An Uruk threw a torch onto the roof, and the old wood caught. Smoke leaked in, and flames lashed through a blackened hole. More torches struck the building, setting it ablaze. Still Hansa seemed unmoved.

“Shit don’t mean shit,” Milly said. She shifted from foot to foot and bit her nails.

“But shit does mean shit. Some shit, anyway,” Hansa said.

Those words coming from her innocent face made something twist inside Tye. He grabbed the child’s shoulders and turned her toward him. “Don’t talk like that.”

“Screw off.” Hansa smiled, and said, “That’s what you tell people, isn’t it?”

It unnerved him when she saw things she had no business seeing. “Still, that don’t make it right.
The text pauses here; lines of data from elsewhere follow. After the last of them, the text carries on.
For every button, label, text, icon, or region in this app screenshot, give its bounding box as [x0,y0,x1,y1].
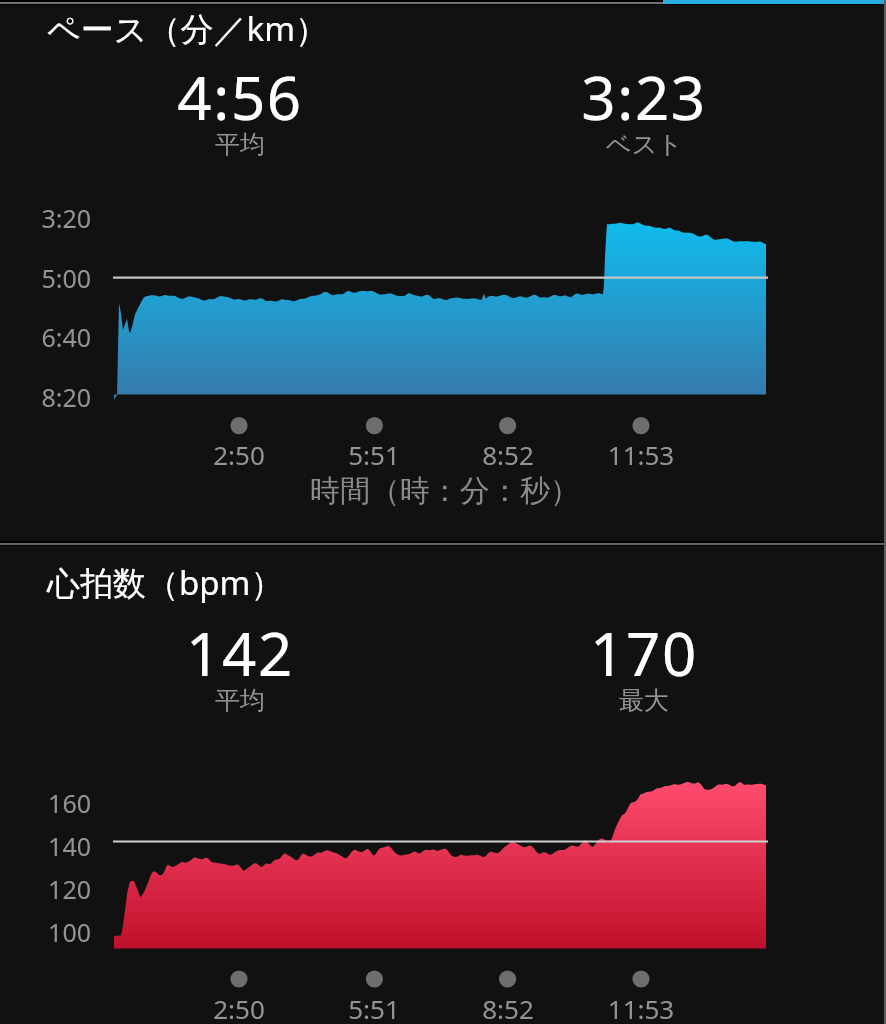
button[interactable]: Time marker 2:50 [159,969,319,1021]
staticText: 170 [590,612,698,694]
staticText: ベスト [606,129,683,160]
staticText: 3:23 [581,56,707,138]
staticText: 160 [0,786,91,820]
staticText: 8:52 [428,991,588,1024]
staticText: 最大 [619,685,669,716]
button[interactable]: Time marker 8:52 [428,415,588,467]
staticText: 8:20 [0,380,91,414]
staticText: 心拍数（bpm） [47,560,284,605]
button[interactable]: Time marker 11:53 [561,415,721,467]
staticText: 120 [0,872,91,906]
staticText: ペース（分／km） [47,6,329,51]
staticText: 11:53 [561,437,721,472]
staticText: 平均 [215,685,265,716]
button[interactable]: Time marker 5:51 [294,415,454,467]
staticText: 142 [186,612,294,694]
staticText: 100 [0,915,91,949]
staticText: 5:51 [294,991,454,1024]
button[interactable]: Time marker 5:51 [294,969,454,1021]
button[interactable]: Time marker 11:53 [561,969,721,1021]
staticText: 3:20 [0,201,91,235]
staticText: 4:56 [177,56,303,138]
button[interactable]: Pace chart [0,6,886,541]
staticText: 5:00 [0,261,91,295]
staticText: 2:50 [159,437,319,472]
button[interactable]: Heart rate chart [0,546,886,1024]
staticText: 6:40 [0,320,91,354]
staticText: 5:51 [294,437,454,472]
button[interactable]: 170 [504,612,784,725]
staticText: 平均 [215,129,265,160]
staticText: 8:52 [428,437,588,472]
staticText: 時間（時：分：秒） [310,472,580,510]
button[interactable]: Time marker 2:50 [159,415,319,467]
staticText: 140 [0,829,91,863]
button[interactable]: 4:56 [100,56,380,169]
button[interactable]: 142 [100,612,380,725]
staticText: 2:50 [159,991,319,1024]
button[interactable]: Time marker 8:52 [428,969,588,1021]
button[interactable]: 3:23 [504,56,784,169]
staticText: 11:53 [561,991,721,1024]
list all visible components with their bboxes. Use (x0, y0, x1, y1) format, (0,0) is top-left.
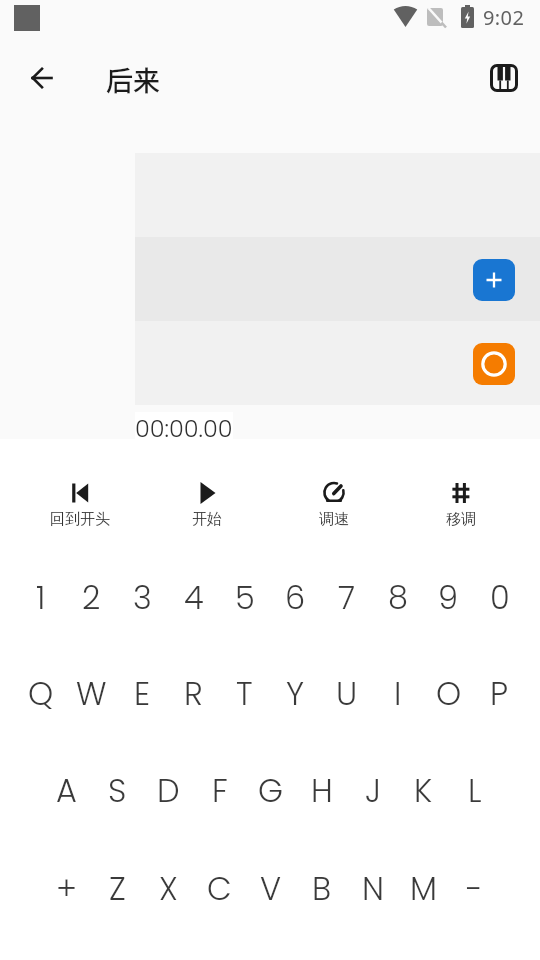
staticText: 8 (388, 575, 408, 620)
button[interactable]: 0 (474, 572, 525, 622)
button[interactable]: U (321, 668, 372, 718)
staticText: L (468, 768, 482, 813)
button[interactable] (487, 61, 521, 95)
button[interactable]: B (296, 863, 347, 913)
staticText: Z (109, 866, 126, 911)
button[interactable] (473, 259, 515, 301)
staticText: + (56, 866, 77, 911)
button[interactable]: 移调 (397, 482, 524, 538)
staticText: J (365, 768, 381, 813)
button[interactable]: C (194, 863, 245, 913)
button[interactable]: 3 (117, 572, 168, 622)
button[interactable]: 4 (168, 572, 219, 622)
button[interactable]: H (296, 765, 347, 815)
staticText: X (159, 866, 178, 911)
button[interactable]: 调速 (270, 482, 397, 538)
staticText: B (312, 866, 332, 911)
staticText: 后来 (106, 60, 160, 99)
staticText: T (236, 671, 253, 716)
staticText: W (76, 671, 107, 716)
button[interactable]: M (398, 863, 449, 913)
staticText: N (362, 866, 384, 911)
staticText: 开始 (192, 510, 222, 529)
staticText: 回到开头 (50, 510, 110, 529)
button[interactable]: 8 (372, 572, 423, 622)
button[interactable]: W (66, 668, 117, 718)
staticText: U (336, 671, 358, 716)
button[interactable]: J (347, 765, 398, 815)
staticText: 5 (235, 575, 255, 620)
staticText: 9:02 (483, 4, 525, 31)
button[interactable] (26, 62, 58, 94)
button[interactable]: L (449, 765, 500, 815)
staticText: O (436, 671, 462, 716)
staticText: 调速 (319, 510, 349, 529)
button[interactable]: E (117, 668, 168, 718)
button[interactable]: P (474, 668, 525, 718)
staticText: 0 (490, 575, 510, 620)
staticText: 4 (184, 575, 204, 620)
button[interactable]: K (398, 765, 449, 815)
staticText: 7 (338, 575, 356, 620)
button[interactable]: 9 (423, 572, 474, 622)
button[interactable] (473, 343, 515, 385)
staticText: R (184, 671, 203, 716)
staticText: 3 (133, 575, 152, 620)
button[interactable]: G (245, 765, 296, 815)
button[interactable]: R (168, 668, 219, 718)
staticText: 1 (36, 575, 46, 620)
staticText: 9 (438, 575, 459, 620)
staticText: K (414, 768, 433, 813)
button[interactable]: 回到开头 (16, 482, 143, 538)
staticText: A (56, 768, 77, 813)
button[interactable]: 5 (219, 572, 270, 622)
staticText: S (108, 768, 127, 813)
button[interactable]: S (92, 765, 143, 815)
staticText: C (207, 866, 232, 911)
staticText: P (490, 671, 509, 716)
button[interactable]: 6 (270, 572, 321, 622)
button[interactable]: X (143, 863, 194, 913)
button[interactable]: Y (270, 668, 321, 718)
button[interactable]: + (41, 863, 92, 913)
staticText: 00:00.00 (135, 412, 233, 446)
button[interactable]: N (347, 863, 398, 913)
staticText: 2 (82, 575, 101, 620)
staticText: - (466, 866, 483, 911)
staticText: 6 (285, 575, 306, 620)
staticText: 移调 (446, 510, 476, 529)
button[interactable]: F (194, 765, 245, 815)
staticText: F (212, 768, 228, 813)
button[interactable]: T (219, 668, 270, 718)
button[interactable]: V (245, 863, 296, 913)
button[interactable]: I (372, 668, 423, 718)
button[interactable]: D (143, 765, 194, 815)
button[interactable]: 2 (66, 572, 117, 622)
button[interactable]: Q (15, 668, 66, 718)
staticText: M (410, 866, 437, 911)
staticText: V (260, 866, 282, 911)
staticText: H (311, 768, 333, 813)
button[interactable]: 1 (15, 572, 66, 622)
button[interactable]: A (41, 765, 92, 815)
staticText: D (157, 768, 180, 813)
button[interactable]: Z (92, 863, 143, 913)
staticText: E (134, 671, 151, 716)
staticText: I (394, 671, 402, 716)
staticText: G (258, 768, 284, 813)
button[interactable]: - (449, 863, 500, 913)
button[interactable]: 7 (321, 572, 372, 622)
button[interactable]: 开始 (143, 482, 270, 538)
button[interactable]: O (423, 668, 474, 718)
staticText: Q (28, 671, 54, 716)
staticText: Y (286, 671, 305, 716)
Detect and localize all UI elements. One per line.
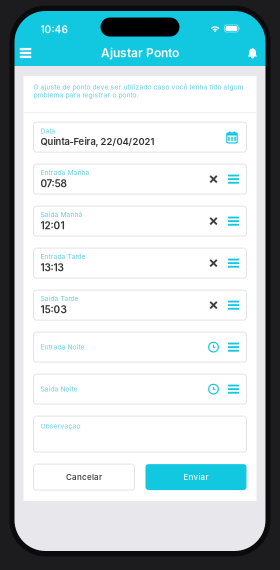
staticText: Saída Manhã [40,211,82,219]
button[interactable]: Cancelar [34,464,134,490]
staticText: Data [40,127,56,135]
staticText: Saída Tarde [40,295,78,303]
button[interactable]: Opções Saída Noite [228,383,240,395]
staticText: O ajuste de ponto deve ser utilizado cas… [34,83,244,99]
button[interactable]: Limpar Saída Tarde [208,299,220,311]
button[interactable]: Opções Entrada Noite [228,341,240,353]
button[interactable]: Selecionar hora Saída Noite [208,383,220,395]
staticText: 10:46 [40,24,68,36]
staticText: Entrada Noite [40,343,84,351]
button[interactable]: Enviar [146,464,246,490]
button[interactable]: Limpar Saída Manhã [208,215,220,227]
button[interactable]: Limpar Entrada Manhã [208,173,220,185]
button[interactable]: Opções Entrada Tarde [228,257,240,269]
staticText: Observação [40,422,80,430]
button[interactable]: Opções Saída Manhã [228,215,240,227]
button[interactable]: Opções Saída Tarde [228,299,240,311]
staticText: Enviar [184,472,208,482]
button[interactable]: Limpar Entrada Tarde [208,257,220,269]
staticText: 07:58 [40,178,66,190]
staticText: Cancelar [66,472,102,482]
button[interactable]: Selecionar data [224,130,240,145]
staticText: 15:03 [40,304,66,316]
staticText: Quinta-Feira, 22/04/2021 [40,136,154,147]
button[interactable]: Opções Entrada Manhã [228,173,240,185]
button[interactable]: Selecionar hora Entrada Noite [208,341,220,353]
button[interactable]: Menu [14,41,36,65]
button[interactable]: Notificações [242,41,264,65]
staticText: Saída Noite [40,385,78,393]
staticText: 13:13 [40,262,64,274]
staticText: Entrada Tarde [40,253,86,261]
staticText: Entrada Manhã [40,169,90,177]
staticText: Ajustar Ponto [101,46,179,60]
staticText: 12:01 [40,220,64,232]
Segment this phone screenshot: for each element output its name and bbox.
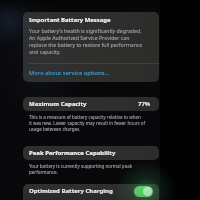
staticText: This is a measure of battery capacity re… [29,114,146,132]
button[interactable]: More about service options... [23,64,159,82]
staticText: 77% [138,100,151,108]
button[interactable]: Peak Performance Capability [23,146,159,160]
button[interactable]: Optimized Battery Charging [23,184,159,198]
staticText: Optimized Battery Charging [29,187,113,195]
staticText: Your battery is currently supporting nor… [29,163,133,175]
staticText: Important Battery Message [29,16,111,24]
button[interactable]: Maximum Capacity [23,97,159,111]
staticText: Maximum Capacity [29,100,87,108]
staticText: Peak Performance Capability [29,149,116,157]
staticText: Your battery's health is significantly d… [29,27,143,55]
staticText: More about service options... [29,69,110,77]
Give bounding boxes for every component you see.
You’re a young girl and you shouldn’t…”

She ignored him and headed for the front of the church. “Follow me,” she said, as she disappeared behind the altar into the sacristy.

Milly looked at Tye, laughed and followed.

Tye stood there for several seconds, rooted in stubbornness. Had that little shit just ignored him? Some things never change. He looked up at the widening hole in the roof, flames licking the inside of the church. But some things do change.

He chased after Hansa and Milly and found them in the sacristy kneeling before an open trap door in the floor. Hansa said, “It leads to a tunnel which dumps out on the side of a hill to the east.”

“What does a church need this for?” Milly said.

“Same reason we need it. The church wasn’t always popular. They were blamed for many things down in these parts over the centuries,” Hansa said.

Tye still had trouble processing her child-like voice with her sophisticated speech. Almost like a robot. That made Tye pause, and he laughed aloud.

“You all right? Don’t go cracking on me now,” Milly said.

Tye jumped into the tunnel and helped Milly and Hansa down into the blackness. He prepared to light a torch when a cellphone beeped. He froze, unable to process a sound he hadn’t heard since before The Day. Another beep, but this time it elongated into a squeal, and Hansa’s hand filled with white light. She had just turned on a flashlight app.

Milly reached out her hand, transfixed in the glow.

“Where did you get that?” Tye said.

“It was my mom’s. They said I could keep it,” Hansa said.